Se oyeron pasos en la gravilla y una figura familiar apareció por la esquina de la casa.
– He venido a despedirme -dijo Maja.
Eva asintió con la cabeza.
– Podemos escribirnos, ¿no? Nunca he tenido a nadie a quien escribir cartas. ¿Volverás en las vacaciones de verano?
– No lo sé -murmuró Eva.
Jamás volvería a tener otra amiga, estaba segura. Maja y ella se habían criado juntas, habían compartido todo. Nadie más que Maja sabía cómo era ella. El futuro era un triste paisaje gris; tenía ganas de llorar. Su amiga le dio un rápido y tímido abrazo y desapareció. De eso hacía casi veinticinco años, y desde entonces no se habían vuelto a ver.

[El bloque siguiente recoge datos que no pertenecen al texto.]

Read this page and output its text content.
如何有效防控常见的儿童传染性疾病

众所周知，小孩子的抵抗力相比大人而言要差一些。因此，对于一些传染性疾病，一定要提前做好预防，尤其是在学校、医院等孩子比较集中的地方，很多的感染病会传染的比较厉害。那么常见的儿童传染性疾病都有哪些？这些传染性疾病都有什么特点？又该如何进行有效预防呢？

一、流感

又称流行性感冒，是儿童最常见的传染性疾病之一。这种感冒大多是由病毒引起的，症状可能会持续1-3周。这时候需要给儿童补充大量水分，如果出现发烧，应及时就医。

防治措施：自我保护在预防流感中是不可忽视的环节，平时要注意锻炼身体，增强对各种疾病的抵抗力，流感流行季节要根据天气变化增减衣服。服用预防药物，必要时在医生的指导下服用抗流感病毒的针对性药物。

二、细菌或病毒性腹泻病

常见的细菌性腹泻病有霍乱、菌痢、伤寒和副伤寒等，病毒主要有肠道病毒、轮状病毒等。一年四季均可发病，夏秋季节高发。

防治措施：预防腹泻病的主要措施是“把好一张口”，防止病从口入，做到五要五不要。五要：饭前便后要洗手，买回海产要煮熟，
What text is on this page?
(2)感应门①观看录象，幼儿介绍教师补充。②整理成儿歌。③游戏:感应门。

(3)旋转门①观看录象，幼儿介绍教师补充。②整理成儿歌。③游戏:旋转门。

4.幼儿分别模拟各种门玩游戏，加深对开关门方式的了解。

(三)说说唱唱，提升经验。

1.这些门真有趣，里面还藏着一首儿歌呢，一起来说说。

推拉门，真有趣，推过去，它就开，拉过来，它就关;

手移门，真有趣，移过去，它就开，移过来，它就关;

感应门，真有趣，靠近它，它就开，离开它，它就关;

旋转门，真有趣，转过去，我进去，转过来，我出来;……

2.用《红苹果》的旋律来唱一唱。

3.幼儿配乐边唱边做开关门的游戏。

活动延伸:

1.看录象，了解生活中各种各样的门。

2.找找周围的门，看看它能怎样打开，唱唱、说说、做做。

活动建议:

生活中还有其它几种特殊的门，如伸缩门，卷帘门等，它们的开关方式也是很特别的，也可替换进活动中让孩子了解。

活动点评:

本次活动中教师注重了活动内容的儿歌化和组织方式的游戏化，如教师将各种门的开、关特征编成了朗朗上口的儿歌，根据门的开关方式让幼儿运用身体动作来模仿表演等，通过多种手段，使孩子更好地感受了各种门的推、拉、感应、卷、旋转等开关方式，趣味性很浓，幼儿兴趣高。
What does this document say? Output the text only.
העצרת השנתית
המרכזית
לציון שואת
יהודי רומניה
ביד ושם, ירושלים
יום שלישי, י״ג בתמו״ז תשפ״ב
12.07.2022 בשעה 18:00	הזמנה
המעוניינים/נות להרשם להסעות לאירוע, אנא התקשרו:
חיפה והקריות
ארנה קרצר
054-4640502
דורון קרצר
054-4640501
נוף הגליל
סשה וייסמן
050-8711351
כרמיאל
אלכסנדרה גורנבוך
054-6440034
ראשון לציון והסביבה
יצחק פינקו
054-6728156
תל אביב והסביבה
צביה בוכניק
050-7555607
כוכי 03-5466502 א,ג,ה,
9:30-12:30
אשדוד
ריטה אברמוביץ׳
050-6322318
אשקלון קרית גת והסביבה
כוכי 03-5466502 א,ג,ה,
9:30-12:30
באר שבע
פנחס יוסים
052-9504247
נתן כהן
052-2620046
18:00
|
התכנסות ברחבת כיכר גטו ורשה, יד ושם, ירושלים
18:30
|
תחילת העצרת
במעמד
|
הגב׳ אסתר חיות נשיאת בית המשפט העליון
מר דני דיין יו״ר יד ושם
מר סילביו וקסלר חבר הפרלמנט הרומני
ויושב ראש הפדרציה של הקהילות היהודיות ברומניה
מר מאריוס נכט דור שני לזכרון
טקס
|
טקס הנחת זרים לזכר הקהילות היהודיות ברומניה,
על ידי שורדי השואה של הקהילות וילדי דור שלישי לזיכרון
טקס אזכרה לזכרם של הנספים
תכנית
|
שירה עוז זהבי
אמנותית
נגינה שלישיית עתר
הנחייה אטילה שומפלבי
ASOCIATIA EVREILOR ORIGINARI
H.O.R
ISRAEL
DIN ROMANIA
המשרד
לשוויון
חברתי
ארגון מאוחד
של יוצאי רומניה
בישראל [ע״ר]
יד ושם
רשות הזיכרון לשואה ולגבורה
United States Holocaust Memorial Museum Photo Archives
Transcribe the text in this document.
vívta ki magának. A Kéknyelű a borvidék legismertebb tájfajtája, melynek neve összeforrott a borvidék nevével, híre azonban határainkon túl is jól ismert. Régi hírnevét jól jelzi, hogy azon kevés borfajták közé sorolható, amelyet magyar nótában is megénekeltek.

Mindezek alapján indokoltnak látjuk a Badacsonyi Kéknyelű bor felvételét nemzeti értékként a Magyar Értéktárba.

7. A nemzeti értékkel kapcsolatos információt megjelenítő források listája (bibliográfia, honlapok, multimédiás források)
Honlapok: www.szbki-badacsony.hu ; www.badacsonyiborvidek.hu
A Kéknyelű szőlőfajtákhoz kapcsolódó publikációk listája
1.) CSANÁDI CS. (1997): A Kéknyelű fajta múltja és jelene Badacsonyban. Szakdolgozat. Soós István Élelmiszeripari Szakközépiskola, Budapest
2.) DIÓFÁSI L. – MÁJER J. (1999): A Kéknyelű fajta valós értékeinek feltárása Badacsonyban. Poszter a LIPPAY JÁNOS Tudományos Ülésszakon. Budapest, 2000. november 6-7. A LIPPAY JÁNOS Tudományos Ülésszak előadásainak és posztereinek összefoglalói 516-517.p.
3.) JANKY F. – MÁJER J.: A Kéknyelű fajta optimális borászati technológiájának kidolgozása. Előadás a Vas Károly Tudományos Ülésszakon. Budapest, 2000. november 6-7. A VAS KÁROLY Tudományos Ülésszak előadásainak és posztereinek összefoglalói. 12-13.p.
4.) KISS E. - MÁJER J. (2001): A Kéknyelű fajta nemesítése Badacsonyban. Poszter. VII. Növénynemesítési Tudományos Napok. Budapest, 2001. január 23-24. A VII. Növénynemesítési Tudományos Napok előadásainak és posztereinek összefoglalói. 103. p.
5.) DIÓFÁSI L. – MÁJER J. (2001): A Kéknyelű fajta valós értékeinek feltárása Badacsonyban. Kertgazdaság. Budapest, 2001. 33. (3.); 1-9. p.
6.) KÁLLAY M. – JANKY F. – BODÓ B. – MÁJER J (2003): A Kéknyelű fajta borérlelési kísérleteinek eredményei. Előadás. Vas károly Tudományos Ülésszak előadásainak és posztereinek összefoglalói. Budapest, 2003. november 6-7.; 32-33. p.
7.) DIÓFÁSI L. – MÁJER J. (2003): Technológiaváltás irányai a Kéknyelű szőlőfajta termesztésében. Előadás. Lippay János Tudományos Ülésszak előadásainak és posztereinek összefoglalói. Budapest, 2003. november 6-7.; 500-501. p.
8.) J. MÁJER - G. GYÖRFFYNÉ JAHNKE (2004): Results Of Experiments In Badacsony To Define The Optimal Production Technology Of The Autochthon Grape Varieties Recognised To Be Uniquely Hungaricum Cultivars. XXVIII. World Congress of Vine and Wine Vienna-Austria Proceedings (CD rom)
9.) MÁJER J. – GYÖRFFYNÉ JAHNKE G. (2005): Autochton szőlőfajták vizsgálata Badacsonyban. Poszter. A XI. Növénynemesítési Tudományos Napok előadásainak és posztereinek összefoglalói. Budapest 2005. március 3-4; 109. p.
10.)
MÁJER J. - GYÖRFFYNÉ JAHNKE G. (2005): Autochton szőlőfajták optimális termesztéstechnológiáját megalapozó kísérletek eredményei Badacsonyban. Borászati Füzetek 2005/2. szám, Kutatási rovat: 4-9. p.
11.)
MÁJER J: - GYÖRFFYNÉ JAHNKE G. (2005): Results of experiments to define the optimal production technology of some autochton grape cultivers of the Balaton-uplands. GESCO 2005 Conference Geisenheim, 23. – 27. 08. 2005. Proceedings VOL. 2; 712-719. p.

– ¿Maja? -dijo interrogante y llena de expectación. La mujer se giró e intentó localizar de dónde venía la voz, cuando descubrió a Eva. Abrió unos ojos como platos y cruzó el local a gran velocidad.
– ¡Dios mío, no me lo puedo creer! ¡Eva Marie! ¡Qué alta estás!
– ¡Y tú eres más baja de lo que recuerdo!
Y se callaron un instante, de repente tímidas, mientras se escrutinaban mutuamente para no dejar escapar ningún detalle. En todos esos cambios, en las huellas que habían dejado los años transcurridos, en las arrugas de la otra reconoció cada una su propio declive; luego buscaron todo lo conocido que aún permanecía. Maja dijo:
– Vamos a sentarnos en la cafetería. Ven, tenemos que hablar, Eva. ¿Así que sigues viviendo aquí? ¿De verdad sigues viviendo aquí?
Maja le puso un brazo alrededor de la cintura y la empujó hacia delante, aún asombrada, pero habiendo recuperado ya su viejo yo, tal y como Eva la recordaba: rápida, charlatana, decidida y siempre alegre; en otras palabras, justo lo contrario que ella. Se habían complementado. ¡Dios, cómo se habían necesitado la una a la otra!